In some breeds, when the dew claw touches the ground, having the dew claw gives the dog an advantage when running and performing agility exercises. However, removal of the dew claws has the potential of causing a negative impact and cause instability, especially when running.

Canine’s use dew claws on a daily basis. The extra digit aids them with climbing, or grasping and holding items, such as a bone or toy. Having the extra digit could also cause injury to the dog when the claw snags on the carpet or becomes caught in an object, such as a toy.

Electively removing the dew claws has the potential to cause stress, pain or infection after to procedure and/or during recovery. Some breeders choose to electively have the dew claws removed during the first five days of the puppy’s life for aesthetic appearances, especially in full breed animals.

Dog Dew Claw Removal

The removal of dew claws is an elective procedure, generally performed by a licensed veterinarian. However, some breeders perform the procedure at home.

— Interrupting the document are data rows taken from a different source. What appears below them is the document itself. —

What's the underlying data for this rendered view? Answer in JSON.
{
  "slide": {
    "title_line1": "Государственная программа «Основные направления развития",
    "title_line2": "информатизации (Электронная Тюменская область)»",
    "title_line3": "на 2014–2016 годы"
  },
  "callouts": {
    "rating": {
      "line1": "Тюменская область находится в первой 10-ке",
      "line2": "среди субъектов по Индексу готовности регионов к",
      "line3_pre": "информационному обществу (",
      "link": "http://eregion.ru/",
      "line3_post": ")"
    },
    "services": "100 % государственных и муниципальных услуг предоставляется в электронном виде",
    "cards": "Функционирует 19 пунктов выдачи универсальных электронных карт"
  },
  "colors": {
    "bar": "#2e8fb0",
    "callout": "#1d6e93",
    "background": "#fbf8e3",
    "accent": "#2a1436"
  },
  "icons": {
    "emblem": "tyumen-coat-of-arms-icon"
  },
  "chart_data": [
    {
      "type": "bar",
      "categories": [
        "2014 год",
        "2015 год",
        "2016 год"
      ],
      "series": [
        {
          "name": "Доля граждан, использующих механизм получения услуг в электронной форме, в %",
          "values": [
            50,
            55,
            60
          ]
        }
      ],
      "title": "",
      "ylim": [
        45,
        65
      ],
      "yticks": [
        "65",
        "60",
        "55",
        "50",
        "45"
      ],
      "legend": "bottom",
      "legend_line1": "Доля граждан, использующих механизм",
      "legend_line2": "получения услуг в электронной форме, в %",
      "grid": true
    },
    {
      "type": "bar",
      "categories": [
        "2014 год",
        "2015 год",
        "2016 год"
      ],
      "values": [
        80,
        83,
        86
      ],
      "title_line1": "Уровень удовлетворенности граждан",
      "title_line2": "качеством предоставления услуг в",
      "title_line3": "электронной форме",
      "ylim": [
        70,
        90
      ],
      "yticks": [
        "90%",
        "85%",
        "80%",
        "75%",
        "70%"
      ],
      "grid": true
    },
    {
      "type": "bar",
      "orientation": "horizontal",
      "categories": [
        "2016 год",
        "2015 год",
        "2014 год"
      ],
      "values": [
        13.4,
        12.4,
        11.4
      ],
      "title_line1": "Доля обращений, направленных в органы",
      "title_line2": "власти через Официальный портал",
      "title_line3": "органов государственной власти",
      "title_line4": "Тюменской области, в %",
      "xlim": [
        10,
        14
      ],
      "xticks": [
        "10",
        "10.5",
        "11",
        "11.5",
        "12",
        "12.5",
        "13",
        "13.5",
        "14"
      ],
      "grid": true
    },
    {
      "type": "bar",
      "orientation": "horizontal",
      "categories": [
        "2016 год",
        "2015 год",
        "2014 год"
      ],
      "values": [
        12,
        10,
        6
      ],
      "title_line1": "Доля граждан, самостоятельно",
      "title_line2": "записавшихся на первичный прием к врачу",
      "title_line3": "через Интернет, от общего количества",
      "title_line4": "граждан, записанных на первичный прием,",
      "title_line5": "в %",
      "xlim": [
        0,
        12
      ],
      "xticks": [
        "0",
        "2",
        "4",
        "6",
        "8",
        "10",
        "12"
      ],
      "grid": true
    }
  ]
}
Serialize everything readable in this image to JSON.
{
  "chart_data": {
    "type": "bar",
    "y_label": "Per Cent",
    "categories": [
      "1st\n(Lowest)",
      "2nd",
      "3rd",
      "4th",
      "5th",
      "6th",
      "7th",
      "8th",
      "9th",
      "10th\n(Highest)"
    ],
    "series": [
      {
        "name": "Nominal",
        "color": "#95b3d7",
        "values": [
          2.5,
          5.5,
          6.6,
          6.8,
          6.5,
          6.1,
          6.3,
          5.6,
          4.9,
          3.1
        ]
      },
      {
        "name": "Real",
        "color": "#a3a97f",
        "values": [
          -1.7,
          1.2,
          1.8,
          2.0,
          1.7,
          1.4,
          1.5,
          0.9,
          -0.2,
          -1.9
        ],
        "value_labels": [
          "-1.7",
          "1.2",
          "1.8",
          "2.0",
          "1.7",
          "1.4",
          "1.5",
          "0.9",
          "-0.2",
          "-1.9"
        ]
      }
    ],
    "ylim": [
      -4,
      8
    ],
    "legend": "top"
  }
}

On a puppy, less than five days, general anesthesia is not required and the veterinarian may use a local anesthetic and/or sedative while performing the procedure.

Since the bone area of the dew claw that connects to the leg is not fully developed, the veterinarian will remove the dew claw using surgical scissors, and then apply sutures or surgical adhesive to the skin.

In the case of older animals, where the dew claws attached to the leg with possibly muscle and bone, the dog will undergo general anesthesia for the removal procedure. Just as with a puppy, the veterinarian will use surgical scissors to cut the bone or bone attachment and suture the skin area. After the procedure, the canine will undergo monitoring for an additional two to three hours to ensure no negative reactions occur from the anesthesia.

A bandage is applied to area, monitored for the next few weeks, with suture removal occurring within five to seven days if necessary. An older canine may have to wear a collar to prevent licking and removing the bandage from the surgical area.